Liz Gorman spent years working at prestigious law firms before realizing that what she really wanted to do was teach in the social sciences. She switched careers entirely after ten years in practice, and is now a tenured sociology professor at the University of Virginia
Liz spent her first few years after law school at a Washington, DC firm, but she didn’t enjoy government work. She moved to New York and joined a Wall Street firm, but that had problems of its own. “It was all about money. It took my breath away to see these incredibly smart people spending 100 hours a week figuring out whether one corporation could get a little more money than another.”
Frustrated, she left the firm and spent some time on the kind of comprehensive self-assessment she now wishes she had done in college. She read “What Color Is Your Parachute,” and loved working through the book’s exercises. That self-analysis led her to realize both that she had an academic bent and that she was most interested in the social sciences.
Although she didn’t know which of the social sciences she wanted to focus on at first, auditing classes at Columbia helped her narrow her interests to sociology.
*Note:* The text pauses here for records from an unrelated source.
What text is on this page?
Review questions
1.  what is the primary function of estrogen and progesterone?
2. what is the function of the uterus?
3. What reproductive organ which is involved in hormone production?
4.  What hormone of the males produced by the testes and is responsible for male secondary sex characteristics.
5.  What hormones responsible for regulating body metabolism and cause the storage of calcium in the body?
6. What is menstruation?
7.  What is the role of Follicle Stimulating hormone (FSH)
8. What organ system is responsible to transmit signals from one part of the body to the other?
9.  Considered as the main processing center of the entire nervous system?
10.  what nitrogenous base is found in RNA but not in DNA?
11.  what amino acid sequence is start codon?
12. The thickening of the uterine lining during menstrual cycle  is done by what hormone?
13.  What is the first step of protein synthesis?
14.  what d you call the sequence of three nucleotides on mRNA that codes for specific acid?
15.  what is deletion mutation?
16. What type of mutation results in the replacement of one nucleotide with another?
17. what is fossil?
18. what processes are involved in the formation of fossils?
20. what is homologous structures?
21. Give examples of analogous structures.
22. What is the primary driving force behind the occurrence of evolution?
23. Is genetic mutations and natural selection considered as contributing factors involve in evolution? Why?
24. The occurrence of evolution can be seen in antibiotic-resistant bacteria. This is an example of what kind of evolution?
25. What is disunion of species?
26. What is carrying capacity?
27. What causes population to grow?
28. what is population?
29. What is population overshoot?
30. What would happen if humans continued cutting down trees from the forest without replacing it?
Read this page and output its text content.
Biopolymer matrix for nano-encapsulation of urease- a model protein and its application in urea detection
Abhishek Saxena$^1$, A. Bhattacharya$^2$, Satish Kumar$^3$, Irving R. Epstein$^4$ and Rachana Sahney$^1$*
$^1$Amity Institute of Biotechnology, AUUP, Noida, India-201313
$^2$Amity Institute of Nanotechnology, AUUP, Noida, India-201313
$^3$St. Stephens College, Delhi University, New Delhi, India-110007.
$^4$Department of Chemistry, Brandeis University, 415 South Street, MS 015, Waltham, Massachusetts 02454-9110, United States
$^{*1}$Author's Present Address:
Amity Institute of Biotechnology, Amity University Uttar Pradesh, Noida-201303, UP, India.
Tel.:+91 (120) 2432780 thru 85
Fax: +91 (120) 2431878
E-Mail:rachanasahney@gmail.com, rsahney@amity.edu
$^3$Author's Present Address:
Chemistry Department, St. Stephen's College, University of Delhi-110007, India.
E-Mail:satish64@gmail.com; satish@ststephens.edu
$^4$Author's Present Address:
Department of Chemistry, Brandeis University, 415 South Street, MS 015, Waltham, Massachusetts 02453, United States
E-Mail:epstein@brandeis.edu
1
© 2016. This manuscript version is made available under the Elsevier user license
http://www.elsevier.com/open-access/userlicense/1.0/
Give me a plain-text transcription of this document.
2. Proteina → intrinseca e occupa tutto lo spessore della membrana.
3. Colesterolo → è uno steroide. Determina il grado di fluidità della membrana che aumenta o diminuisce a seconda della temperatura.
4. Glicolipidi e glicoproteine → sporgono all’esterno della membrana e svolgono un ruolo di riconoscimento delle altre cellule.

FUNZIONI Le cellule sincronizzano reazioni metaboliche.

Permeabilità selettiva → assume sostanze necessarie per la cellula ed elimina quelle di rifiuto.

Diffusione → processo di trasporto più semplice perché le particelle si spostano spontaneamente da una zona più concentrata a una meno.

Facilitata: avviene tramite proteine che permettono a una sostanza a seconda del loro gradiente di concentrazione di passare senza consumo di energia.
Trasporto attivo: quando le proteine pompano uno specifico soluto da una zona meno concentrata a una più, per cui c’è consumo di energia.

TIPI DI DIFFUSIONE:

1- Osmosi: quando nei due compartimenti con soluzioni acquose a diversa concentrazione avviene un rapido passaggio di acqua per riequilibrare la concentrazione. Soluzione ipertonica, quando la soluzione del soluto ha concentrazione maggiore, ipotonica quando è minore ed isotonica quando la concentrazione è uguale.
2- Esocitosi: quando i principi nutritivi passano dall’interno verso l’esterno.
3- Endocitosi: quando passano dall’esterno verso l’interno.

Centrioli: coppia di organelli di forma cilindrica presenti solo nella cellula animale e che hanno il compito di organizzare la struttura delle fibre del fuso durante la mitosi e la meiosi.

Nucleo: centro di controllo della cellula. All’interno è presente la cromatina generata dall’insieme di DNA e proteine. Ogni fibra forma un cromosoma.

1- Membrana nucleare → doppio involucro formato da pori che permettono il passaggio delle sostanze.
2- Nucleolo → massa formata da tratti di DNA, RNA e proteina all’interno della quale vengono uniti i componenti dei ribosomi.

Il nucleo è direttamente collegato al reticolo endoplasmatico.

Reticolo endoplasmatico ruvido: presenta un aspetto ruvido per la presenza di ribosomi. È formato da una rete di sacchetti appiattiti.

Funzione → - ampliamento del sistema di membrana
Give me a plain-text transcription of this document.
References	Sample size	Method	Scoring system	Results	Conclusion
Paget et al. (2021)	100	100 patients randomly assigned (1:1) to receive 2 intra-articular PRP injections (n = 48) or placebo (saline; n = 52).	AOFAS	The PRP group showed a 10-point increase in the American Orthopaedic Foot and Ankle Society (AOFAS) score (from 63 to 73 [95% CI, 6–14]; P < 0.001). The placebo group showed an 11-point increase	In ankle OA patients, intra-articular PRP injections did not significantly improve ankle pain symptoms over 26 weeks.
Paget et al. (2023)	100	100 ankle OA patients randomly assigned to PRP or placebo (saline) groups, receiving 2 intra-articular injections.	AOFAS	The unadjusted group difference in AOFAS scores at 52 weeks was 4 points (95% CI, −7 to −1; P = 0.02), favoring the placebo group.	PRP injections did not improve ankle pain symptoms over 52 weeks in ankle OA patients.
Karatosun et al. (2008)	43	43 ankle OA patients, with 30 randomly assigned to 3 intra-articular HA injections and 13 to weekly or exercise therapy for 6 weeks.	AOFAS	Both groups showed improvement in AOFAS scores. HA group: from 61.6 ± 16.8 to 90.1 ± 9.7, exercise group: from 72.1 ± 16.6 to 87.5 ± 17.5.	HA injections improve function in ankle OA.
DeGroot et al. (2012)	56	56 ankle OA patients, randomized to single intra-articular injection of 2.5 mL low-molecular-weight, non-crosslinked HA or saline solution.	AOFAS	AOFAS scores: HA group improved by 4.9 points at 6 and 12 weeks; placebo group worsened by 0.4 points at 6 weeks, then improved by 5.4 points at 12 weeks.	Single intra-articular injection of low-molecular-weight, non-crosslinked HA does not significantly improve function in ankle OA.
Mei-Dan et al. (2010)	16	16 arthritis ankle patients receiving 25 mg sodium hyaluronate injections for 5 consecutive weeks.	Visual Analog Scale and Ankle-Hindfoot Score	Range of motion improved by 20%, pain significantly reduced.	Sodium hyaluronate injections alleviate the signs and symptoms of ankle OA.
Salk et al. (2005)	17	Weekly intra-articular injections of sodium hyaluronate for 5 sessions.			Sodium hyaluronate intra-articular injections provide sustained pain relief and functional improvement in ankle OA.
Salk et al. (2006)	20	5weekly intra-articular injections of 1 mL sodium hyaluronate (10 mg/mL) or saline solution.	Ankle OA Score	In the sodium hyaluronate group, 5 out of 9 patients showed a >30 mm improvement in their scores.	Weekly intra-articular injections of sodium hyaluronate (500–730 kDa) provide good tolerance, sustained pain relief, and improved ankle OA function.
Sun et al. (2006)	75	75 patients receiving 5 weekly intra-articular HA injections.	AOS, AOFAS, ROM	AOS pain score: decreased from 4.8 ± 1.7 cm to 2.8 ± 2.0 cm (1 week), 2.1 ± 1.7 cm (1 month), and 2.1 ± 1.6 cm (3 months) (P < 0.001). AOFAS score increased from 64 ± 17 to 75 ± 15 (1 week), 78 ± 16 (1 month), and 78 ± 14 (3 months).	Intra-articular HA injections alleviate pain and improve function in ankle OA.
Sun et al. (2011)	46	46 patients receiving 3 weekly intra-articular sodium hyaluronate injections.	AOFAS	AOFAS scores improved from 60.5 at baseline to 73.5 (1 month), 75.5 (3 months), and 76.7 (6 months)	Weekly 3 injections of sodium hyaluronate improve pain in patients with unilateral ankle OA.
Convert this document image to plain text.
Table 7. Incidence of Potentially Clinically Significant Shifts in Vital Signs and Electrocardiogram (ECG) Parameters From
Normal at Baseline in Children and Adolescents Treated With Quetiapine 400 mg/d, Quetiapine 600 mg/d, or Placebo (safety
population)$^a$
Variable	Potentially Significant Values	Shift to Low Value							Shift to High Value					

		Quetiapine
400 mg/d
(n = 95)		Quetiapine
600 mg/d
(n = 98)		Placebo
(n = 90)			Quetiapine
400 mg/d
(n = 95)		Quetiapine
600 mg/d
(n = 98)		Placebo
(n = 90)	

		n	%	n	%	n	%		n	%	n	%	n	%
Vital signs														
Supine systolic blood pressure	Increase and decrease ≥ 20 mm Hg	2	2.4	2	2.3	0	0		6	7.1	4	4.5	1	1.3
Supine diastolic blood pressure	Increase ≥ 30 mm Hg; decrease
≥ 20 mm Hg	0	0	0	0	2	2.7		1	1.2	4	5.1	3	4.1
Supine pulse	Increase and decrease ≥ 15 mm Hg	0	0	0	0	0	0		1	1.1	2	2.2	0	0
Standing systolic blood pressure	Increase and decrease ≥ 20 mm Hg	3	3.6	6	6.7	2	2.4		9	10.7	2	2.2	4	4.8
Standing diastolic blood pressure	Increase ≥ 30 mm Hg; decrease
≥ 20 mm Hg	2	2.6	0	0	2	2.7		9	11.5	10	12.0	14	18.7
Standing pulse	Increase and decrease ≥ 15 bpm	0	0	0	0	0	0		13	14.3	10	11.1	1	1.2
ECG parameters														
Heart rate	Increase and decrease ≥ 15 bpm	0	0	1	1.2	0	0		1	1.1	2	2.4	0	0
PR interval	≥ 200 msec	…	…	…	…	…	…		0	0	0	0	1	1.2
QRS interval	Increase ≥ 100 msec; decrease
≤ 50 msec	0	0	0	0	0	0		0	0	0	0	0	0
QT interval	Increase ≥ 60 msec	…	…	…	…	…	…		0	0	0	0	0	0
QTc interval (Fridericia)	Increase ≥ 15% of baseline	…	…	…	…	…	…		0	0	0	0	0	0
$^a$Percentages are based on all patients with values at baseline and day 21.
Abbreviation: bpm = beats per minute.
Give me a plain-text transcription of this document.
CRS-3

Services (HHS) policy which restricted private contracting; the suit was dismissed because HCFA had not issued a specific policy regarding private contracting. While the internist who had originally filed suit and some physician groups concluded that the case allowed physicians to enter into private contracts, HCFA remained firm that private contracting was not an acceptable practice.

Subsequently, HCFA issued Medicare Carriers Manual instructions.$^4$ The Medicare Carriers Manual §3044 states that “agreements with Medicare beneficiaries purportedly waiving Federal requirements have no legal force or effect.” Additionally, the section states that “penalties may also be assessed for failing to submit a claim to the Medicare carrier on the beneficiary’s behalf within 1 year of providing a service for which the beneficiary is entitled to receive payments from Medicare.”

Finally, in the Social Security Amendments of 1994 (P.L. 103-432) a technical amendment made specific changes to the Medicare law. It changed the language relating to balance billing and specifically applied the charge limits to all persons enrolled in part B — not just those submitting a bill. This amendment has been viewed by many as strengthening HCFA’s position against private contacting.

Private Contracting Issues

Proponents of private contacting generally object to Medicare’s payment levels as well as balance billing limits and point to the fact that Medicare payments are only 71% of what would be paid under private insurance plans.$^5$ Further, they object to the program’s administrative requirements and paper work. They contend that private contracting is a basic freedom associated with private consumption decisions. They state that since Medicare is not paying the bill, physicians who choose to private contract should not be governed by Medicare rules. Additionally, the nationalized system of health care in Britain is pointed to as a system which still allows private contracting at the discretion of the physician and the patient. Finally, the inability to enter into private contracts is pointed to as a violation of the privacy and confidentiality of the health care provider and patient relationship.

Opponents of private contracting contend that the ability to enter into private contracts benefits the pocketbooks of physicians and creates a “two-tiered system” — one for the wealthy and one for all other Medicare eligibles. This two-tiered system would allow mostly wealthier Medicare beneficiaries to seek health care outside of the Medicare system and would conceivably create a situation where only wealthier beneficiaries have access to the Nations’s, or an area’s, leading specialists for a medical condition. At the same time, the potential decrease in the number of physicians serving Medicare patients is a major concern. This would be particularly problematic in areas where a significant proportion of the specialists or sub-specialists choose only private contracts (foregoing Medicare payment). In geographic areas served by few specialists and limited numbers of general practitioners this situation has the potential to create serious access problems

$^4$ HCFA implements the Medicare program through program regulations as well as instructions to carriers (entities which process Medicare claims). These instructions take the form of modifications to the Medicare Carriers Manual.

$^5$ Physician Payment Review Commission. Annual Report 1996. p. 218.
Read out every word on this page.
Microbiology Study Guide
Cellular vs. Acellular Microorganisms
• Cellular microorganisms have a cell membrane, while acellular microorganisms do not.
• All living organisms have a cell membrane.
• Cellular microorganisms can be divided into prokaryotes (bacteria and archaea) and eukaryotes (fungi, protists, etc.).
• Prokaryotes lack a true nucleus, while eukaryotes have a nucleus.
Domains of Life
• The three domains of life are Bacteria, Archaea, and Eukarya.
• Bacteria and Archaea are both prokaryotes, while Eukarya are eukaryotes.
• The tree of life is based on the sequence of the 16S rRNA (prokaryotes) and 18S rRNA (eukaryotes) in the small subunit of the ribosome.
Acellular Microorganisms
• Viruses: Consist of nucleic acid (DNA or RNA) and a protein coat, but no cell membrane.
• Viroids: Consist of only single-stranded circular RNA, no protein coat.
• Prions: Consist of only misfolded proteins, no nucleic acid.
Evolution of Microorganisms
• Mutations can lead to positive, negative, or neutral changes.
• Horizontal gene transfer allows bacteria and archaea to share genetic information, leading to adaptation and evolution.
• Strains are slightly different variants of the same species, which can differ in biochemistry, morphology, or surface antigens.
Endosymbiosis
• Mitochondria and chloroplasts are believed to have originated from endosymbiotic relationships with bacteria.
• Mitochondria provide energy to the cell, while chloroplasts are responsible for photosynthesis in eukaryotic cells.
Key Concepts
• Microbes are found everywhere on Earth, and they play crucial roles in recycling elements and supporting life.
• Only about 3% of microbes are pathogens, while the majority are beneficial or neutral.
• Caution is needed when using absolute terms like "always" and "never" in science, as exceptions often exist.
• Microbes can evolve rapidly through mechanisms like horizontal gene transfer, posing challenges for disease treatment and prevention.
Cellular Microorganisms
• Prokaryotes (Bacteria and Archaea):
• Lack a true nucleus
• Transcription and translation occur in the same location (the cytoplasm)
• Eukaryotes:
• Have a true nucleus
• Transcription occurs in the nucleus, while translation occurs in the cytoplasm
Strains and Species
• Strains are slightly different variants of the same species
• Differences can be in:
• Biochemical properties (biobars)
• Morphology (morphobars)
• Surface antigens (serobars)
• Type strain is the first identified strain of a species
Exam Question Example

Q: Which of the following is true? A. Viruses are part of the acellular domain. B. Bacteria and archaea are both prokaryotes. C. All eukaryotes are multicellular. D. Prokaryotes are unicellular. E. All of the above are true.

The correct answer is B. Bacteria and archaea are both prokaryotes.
Her family moved to Boston so that Liz could study at Harvard, where she had been an undergraduate. “The hardest thing about going back to school was restarting the learning curve,” she says. For the previous ten years, Liz had been a professional with a certain amount of autonomy. Now, she was studying unfamiliar subjects, like advanced statistics, and learning about theorists she had never read.
After getting her doctorate, Liz joined the faculty at the University of Virginia, commuting on the weekends to her family in Boston. She loved academia from the start. While she was on the tenure track, she stopped the clock when she and her husband adopted each of their children. She got tenure, and is now an associate professor.
Liz’s advice to unhappy lawyers is this: make a move as soon as you know you’re unhappy. She remembers that when she was practicing law in New York, she sometimes felt as though she was in Invasion of the Body Snatchers. She barely recognized the person she was during the day at the firm, but she would get herself back at night. “If your job pulls at you like that,” she says, “listen to that voice and take some action. You don’t want to wake up at 75 and feel bad about what you did with your life.”